Çin’in hayal kırıklıklarıyla dolu yumuşak güç arayışı

Yıllardır Çin’in düşünce kuruluşları ve akademik çevreleri, yumuşak gücü çözülmesi gereken karmaşık bir mesele olarak ele alıyor. Joseph Nye’nin yumuşak güç kuramları incelendi, Hollywood’un kültürel ihracat modelleri çözümlendi, K-pop’un küresel etkisi değerlendirildi. Ancak elde edilen sonuçlar genellikle beklentileri karşılamadı.

Çince dilini ve kültürünü yaymayı amaçlayan Konfüçyüs Enstitüleri, beklenenin aksine, siyasi müdahalelere dair artan kuşkuların odağı haline geldi. Devlet destekli, yüksek bütçeli Çin filmleri Batı pazarlarında genellikle başarısız oldu.

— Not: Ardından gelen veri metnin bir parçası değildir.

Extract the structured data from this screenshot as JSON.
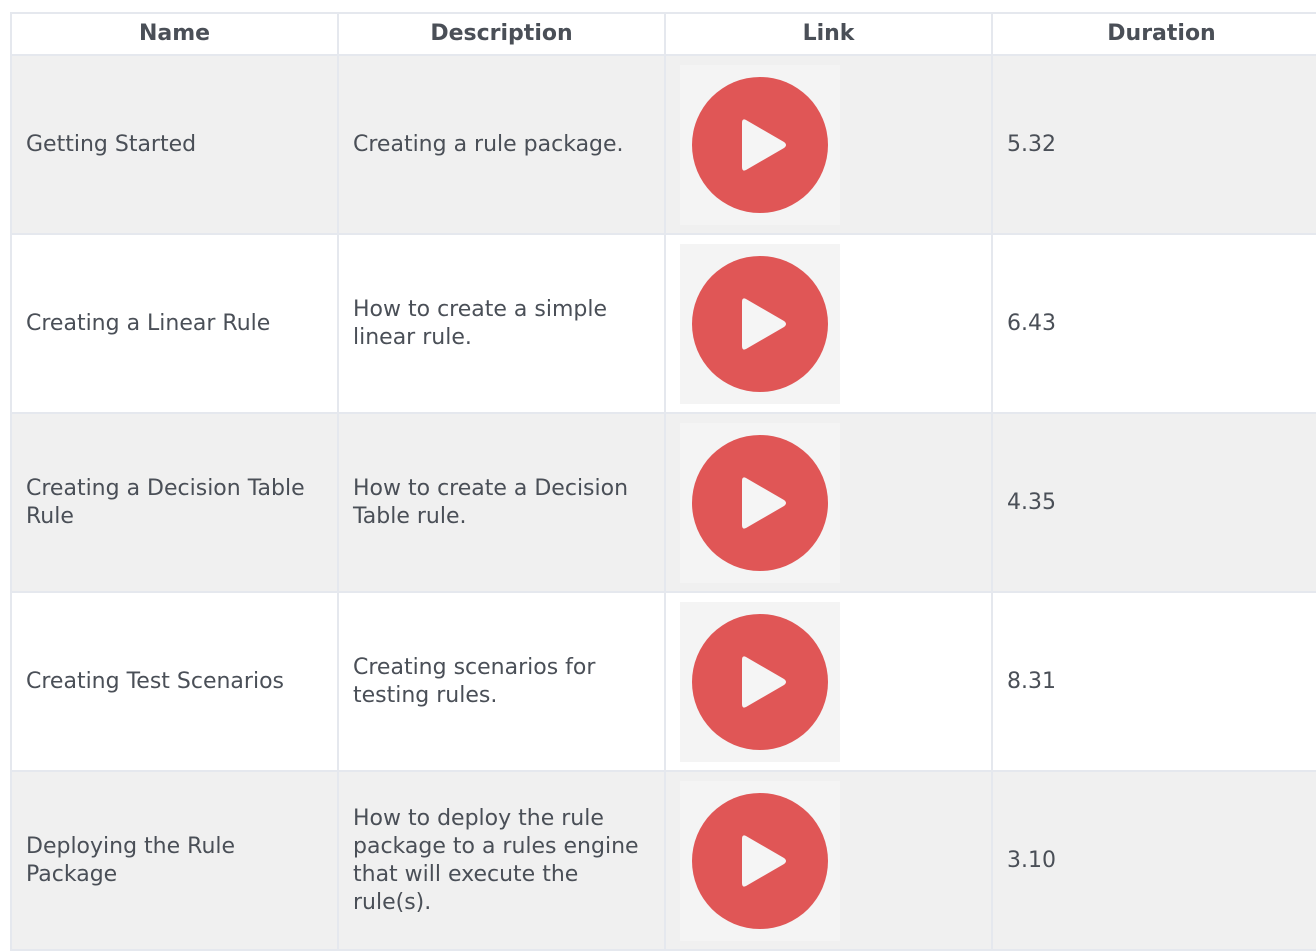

Öte yandan, ülkenin en dikkat çeken kültürel ihracatı olan TikTok, Çin kökenini gizleyerek, Pekin’den bağımsız hareket ederek ve Batı’da Çin’e dair içeriklerden kaçınarak uluslararası başarı yakaladı.

Çin’in politika çevrelerindeki hayal kırıklığı iyi belgelenmiştir. Şu anda Politbüro üyesi olan ve Başkan Şi Cinping’in baş ideoloğu olarak kabul edilen Wang Huning, Çin’de yumuşak güç kavramını ilk kez siyasi kurumlara tanıtan isimdir. 1993 yılında, Joseph Nye’nin yumuşak güçle ilgili çığır açan makalesinden sadece üç yıl sonra, Wang “Ulusal Güç Olarak Kültür: Yumuşak Güç” başlıklı bir yazı yayımladı. Bu yazıda kültürün yumuşak gücün temelini oluşturduğunu ve diğer ülkeler üzerinde etkili olabileceğini savundu.

Ertesi yıl Wang, Soğuk Savaş sonrasında “kültür çatışmasının” egemenliğe yönelik en büyük tehdit haline geldiğini belirterek, Batı ülkelerinin dünya siyasetinde etkilerini artırmak için kültürel güçlerini giderek daha fazla kullandığını vurguladı. Çin liderliği bu uyarıları ciddiye aldı. 2007’de Çin Komünist Partisi’nin 17. Ulusal Kongresi’nde dönemin Cumhurbaşkanı Hu Cintao, Çin kültürünün ulusun büyük canlanışına eşlik edeceğini söyledi. Hu, Çin’in kültürü güçlendirerek “yumuşak gücünün” önemli bir parçası haline getirmesi gerektiğini vurguladı ve Çin kültürünün uluslararası etkisini artırma sözü verdi.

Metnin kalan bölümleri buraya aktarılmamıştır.